Keesokan harinya (tepat pada hari penguburan) semua suhut sudah bersiapsiap lengkap dengan pakaian adatnya untuk mengadakan upacara di jabu menuju maralaman. Setelah semuanya hadir di rumah duka, maka upacara ini dimulai, tepatnya pada waktu matahari akan naik (sekitar pukul 10.00 Wib). Anak laki-laki berdiri di sebelah kanan peti mayat, anak perempuan (pihak boru) berdiri di sebelah kiri, hula-hula bersama pengurus gereja berdiri di depan peti mayat dan dongan sabutuha berdiri di belakang boru. Kemudian acara dipimpin oleh pengurus gereja mengenakan pakaian resmi (jubah).

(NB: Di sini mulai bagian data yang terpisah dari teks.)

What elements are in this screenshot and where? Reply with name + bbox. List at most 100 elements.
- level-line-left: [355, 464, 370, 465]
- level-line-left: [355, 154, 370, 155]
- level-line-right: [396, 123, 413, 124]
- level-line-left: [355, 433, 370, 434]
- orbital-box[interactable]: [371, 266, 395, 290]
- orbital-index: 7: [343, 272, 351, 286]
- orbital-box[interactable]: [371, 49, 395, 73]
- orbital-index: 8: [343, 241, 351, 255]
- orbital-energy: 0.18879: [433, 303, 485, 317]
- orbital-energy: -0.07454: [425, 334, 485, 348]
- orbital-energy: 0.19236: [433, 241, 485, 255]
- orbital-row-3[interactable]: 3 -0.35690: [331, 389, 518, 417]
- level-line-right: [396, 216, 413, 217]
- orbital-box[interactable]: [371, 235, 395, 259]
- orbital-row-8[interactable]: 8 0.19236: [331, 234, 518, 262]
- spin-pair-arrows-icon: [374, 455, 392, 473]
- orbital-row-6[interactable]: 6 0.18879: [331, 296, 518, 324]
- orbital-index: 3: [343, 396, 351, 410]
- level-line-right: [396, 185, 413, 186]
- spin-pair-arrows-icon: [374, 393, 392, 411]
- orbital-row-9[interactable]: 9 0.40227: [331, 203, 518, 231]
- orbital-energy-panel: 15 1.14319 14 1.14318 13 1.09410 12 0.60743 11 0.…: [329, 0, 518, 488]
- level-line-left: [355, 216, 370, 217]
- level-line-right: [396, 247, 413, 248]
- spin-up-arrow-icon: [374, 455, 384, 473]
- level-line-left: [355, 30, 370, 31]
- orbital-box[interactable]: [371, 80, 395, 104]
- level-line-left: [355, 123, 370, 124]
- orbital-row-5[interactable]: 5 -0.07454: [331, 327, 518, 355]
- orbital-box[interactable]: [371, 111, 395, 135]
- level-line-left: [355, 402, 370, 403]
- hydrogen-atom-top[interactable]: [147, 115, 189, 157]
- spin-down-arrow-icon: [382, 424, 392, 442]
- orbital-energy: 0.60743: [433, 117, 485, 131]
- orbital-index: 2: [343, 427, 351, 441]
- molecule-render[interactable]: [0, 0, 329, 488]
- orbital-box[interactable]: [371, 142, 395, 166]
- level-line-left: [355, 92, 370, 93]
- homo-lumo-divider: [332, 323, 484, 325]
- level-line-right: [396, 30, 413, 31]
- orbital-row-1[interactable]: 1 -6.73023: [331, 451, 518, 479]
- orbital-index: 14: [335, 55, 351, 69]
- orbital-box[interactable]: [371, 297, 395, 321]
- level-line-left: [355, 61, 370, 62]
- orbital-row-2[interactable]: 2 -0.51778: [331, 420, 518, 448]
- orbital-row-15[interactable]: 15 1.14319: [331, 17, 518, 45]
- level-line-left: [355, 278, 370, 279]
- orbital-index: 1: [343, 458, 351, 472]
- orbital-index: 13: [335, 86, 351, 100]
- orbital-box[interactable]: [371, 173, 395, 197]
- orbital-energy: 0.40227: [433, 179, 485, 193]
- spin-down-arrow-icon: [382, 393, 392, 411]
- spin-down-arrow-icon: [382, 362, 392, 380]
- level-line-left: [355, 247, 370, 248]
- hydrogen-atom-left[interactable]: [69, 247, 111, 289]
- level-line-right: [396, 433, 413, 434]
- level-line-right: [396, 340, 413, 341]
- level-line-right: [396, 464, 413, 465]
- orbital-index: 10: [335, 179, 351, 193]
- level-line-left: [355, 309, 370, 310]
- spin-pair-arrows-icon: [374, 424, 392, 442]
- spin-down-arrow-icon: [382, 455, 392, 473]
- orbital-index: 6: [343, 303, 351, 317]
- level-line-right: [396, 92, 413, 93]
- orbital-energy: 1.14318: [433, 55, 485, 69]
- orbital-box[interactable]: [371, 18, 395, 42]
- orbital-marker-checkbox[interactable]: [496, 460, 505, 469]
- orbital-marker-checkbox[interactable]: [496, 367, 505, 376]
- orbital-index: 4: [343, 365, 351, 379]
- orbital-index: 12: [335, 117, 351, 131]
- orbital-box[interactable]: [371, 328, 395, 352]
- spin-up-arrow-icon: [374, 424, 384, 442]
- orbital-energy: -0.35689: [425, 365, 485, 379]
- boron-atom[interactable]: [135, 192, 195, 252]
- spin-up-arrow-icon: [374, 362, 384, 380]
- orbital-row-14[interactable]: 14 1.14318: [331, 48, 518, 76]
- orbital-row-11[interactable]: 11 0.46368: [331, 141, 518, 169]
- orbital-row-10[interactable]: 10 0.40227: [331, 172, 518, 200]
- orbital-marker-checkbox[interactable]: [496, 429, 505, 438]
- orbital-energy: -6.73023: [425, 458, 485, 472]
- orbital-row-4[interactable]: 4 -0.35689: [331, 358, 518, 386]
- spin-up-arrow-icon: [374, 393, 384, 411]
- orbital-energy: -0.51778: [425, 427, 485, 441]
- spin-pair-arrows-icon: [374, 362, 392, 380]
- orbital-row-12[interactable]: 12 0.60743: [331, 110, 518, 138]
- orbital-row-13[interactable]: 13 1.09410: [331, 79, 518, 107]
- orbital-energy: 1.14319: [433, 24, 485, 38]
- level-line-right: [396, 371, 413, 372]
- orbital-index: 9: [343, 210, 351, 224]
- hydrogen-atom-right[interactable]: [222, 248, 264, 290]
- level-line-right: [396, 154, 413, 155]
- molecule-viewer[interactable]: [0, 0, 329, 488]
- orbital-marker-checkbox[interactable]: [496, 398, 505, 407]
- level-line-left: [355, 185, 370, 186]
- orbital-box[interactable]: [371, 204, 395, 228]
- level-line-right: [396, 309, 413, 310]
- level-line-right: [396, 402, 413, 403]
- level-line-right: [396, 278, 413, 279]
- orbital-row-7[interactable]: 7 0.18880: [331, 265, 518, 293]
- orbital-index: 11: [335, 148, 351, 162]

Setelah acara gereja selesai maka pengurus gereja menyuruh pihak boru untuk mengangkat peti mayat ke halaman rumah sambil diiringi dengan nyanyian gereja yang dinyanyikan oleh hadirin. Lalu peti mayat ditutup (tetapi belum dipaku) dan diangkat secara hati-hati dan perlahan-lahan oleh pihak boru dibantu oleh hasuhuton juga dongan sabutuha ke halaman. peti mayat tersebut masih tetap ditutup dengan ulos sibolang. Lalu peti mayat itu diletakkan di halaman rumah sebelah kanan dan di depannya diletakkan palang salib kristen yang bertuliskan nama orangtua yang meninggal. Sesampainya di halaman, peti mayat ditutup dan diletakkan di atas kayu sebagai penyanggahnya. Semua unsur dalihan Na Tolu yang ada di dalam rumah kemudian berkumpul di halaman rumah untuk mengikuti acara selanjutnya.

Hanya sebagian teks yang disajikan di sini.